Step 4: Test Your Skill
Start a Claude Code session and try a simple prompt:
claude
> Create a POST endpoint for creating blog posts
Claude should now follow your SKILL.md instructions and generate files matching your patterns — not its own defaults.
Step 5: Add Helper Scripts (Optional)
For complex workflows, bundle shell scripts with your skill:
#!/bin/bash
# scripts/validate-endpoint.sh
# Validates that a new endpoint follows project conventions
ROUTE_FILE=$1
if [ ! -f "$ROUTE_FILE" ]; then
echo "Error: Route file not found: $ROUTE_FILE"
exit 1
fi
# Check for async/await pattern
if grep -q "\.then(" "$ROUTE_FILE"; then
echo "Warning: Route file uses .then() instead of async/await"
exit 1
fi
# Check for auth middleware
if ! grep -q "authMiddleware" "$ROUTE_FILE"; then
echo "Warning: Route is missing authMiddleware"
fi
echo "Validation passed: $ROUTE_FILE"
Reference scripts in your SKILL.md so Claude knows when to run them:
## Validation
After generating endpoint files, run:
`bash scripts/validate-endpoint.sh <route-file>`
Step 6: Share Your Skill
The best part of the skills ecosystem is sharing.
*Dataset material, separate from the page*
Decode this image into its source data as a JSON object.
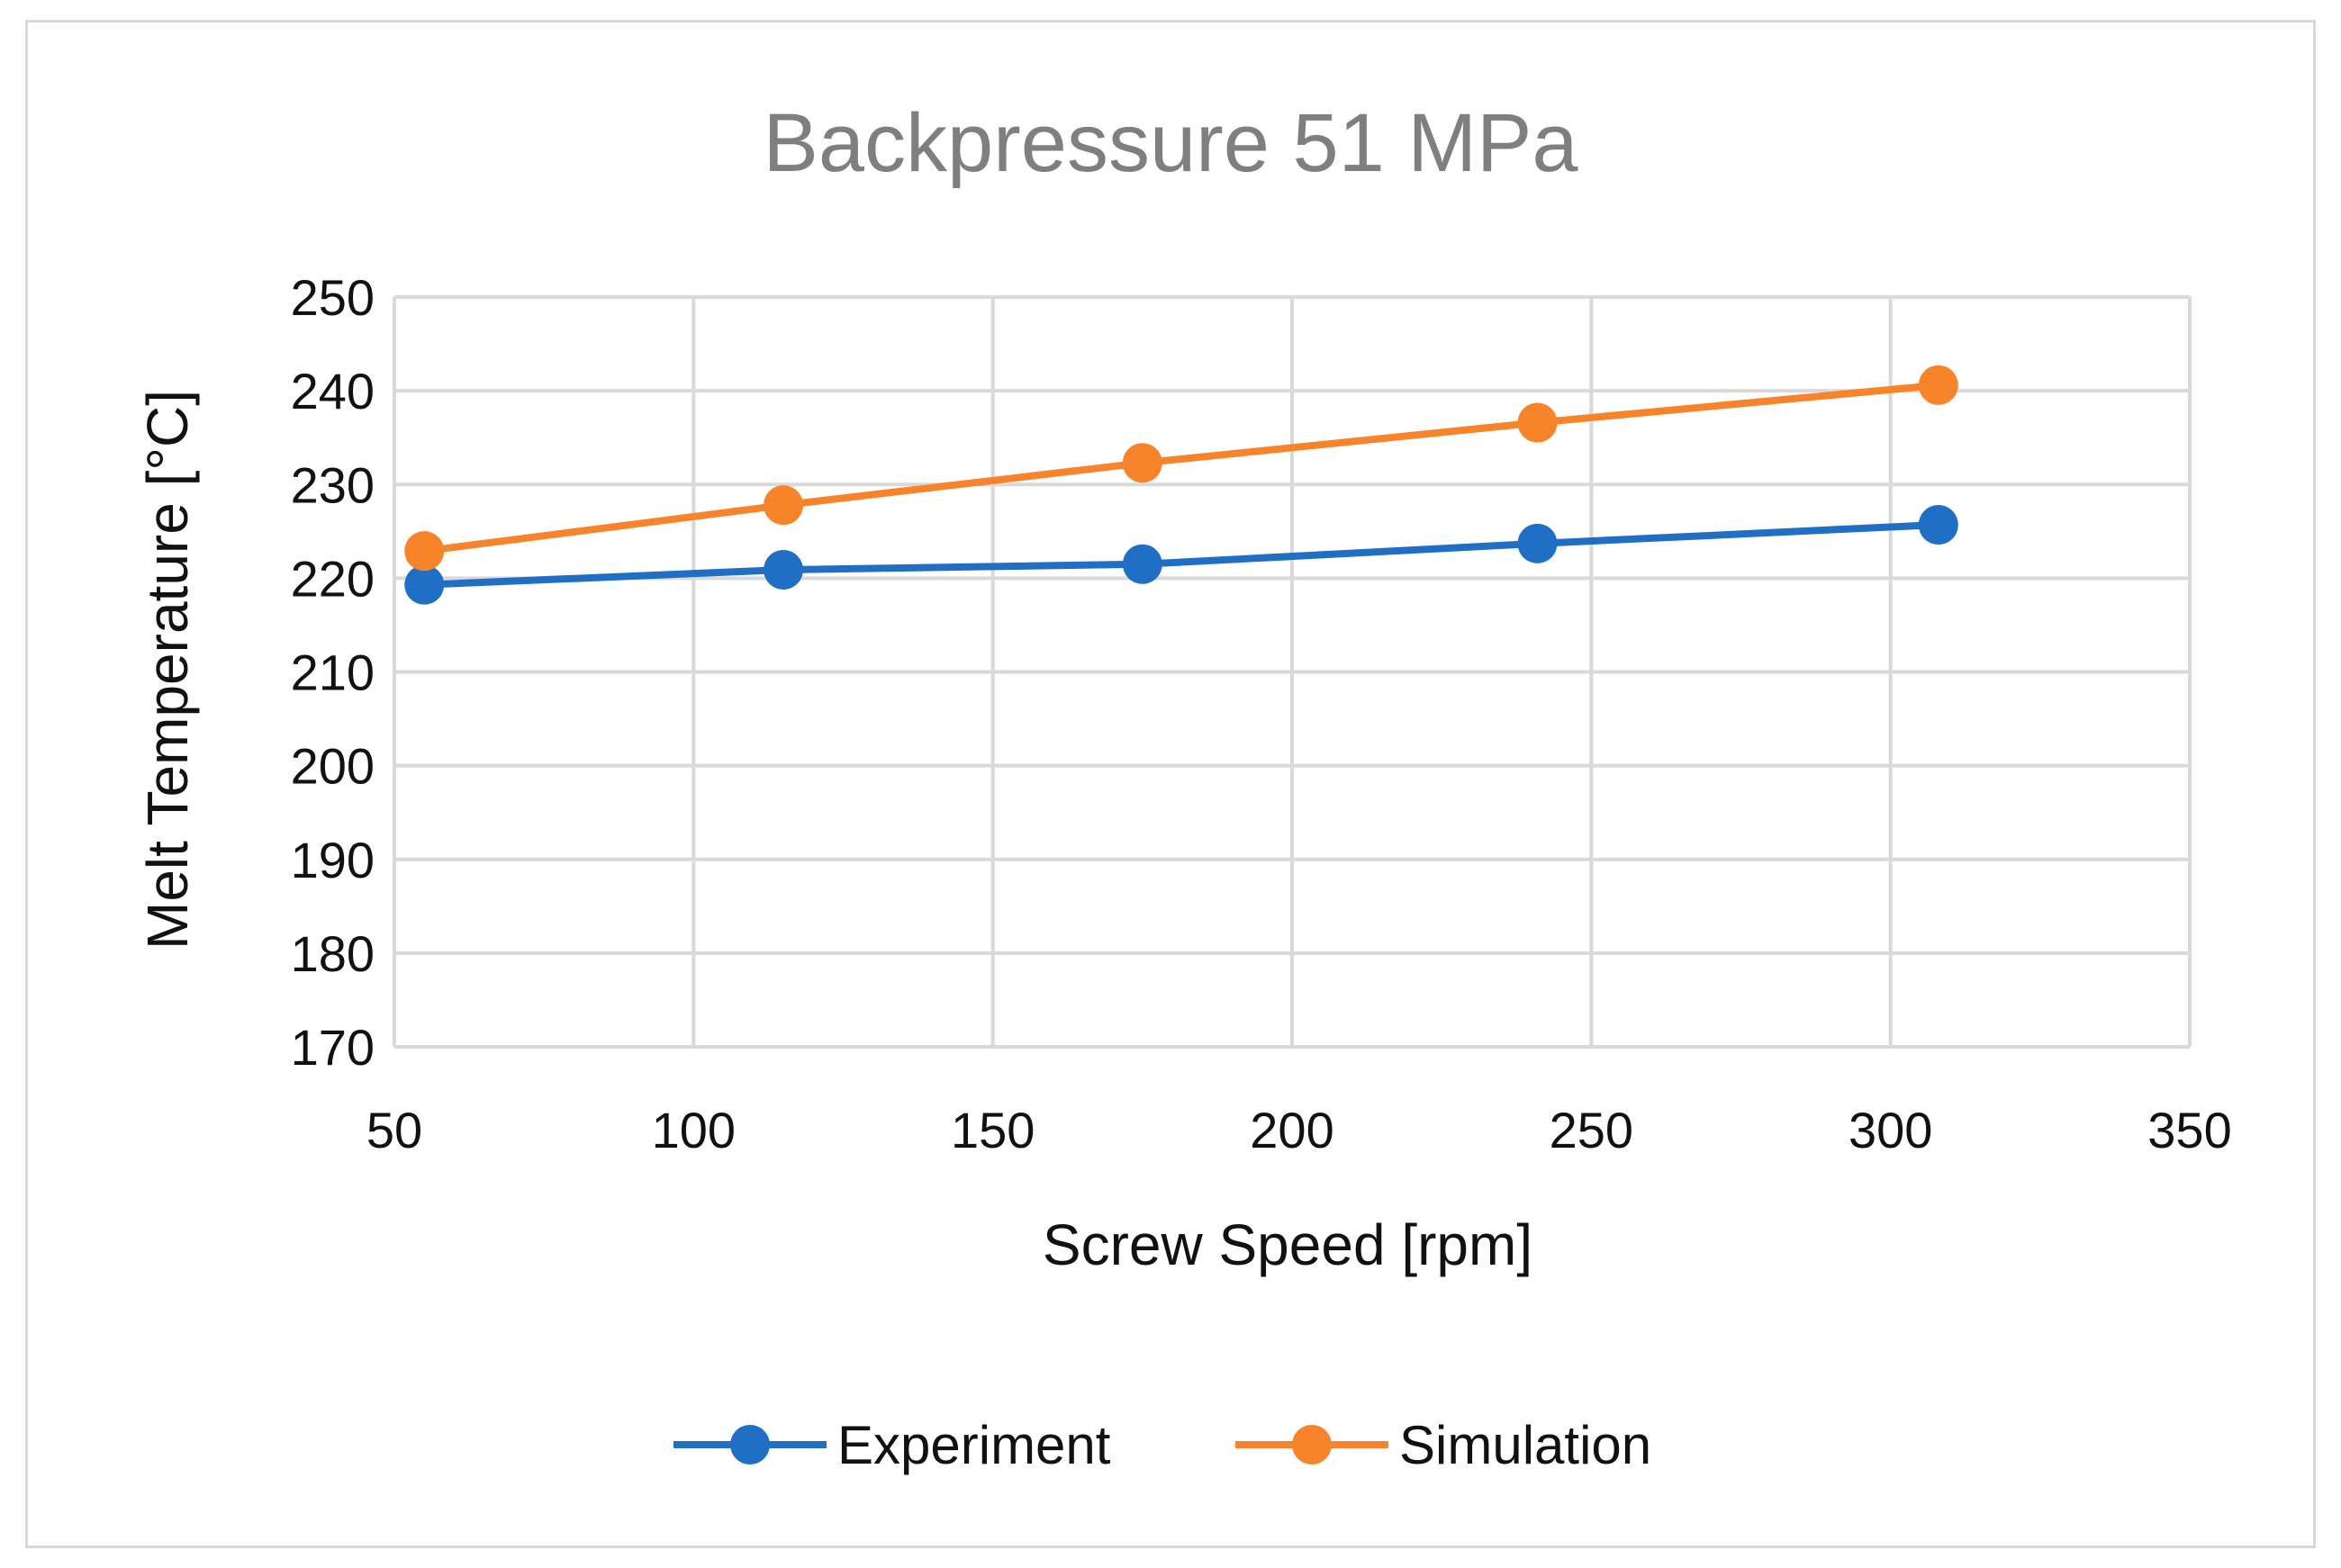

To publish your skill:
- Create a public GitHub repository
- Push your skill directory as the repo root
- Share the URL — anyone can clone it and install locally
git clone https://github.com/yourname/api-endpoint-generator.git
cp -r api-endpoint-generator ~/.claude/skills/
Best Practices
| Practice | Why It Matters |
|---|---|
| Keep instructions specific and unambiguous | Vague instructions lead to inconsistent outputs |
| Include real code examples | Examples are more effective than descriptions |
| Version your skills | Use git tags so teams stay in sync |
| One skill, one job | Composable skills beat monolithic ones |
| Test before sharing | Run the skill through 5-10 different prompts |
What Is Next?
The Agent Skills ecosystem is still early. As more developers contribute, expect skills for everything from database migrations to accessibility audits. The key takeaway: stop repeating yourself to AI. Encode your knowledge once, and reuse it forever.
Start small — one skill, one task. Once you feel the productivity boost, you will never go back to prompting from scratch.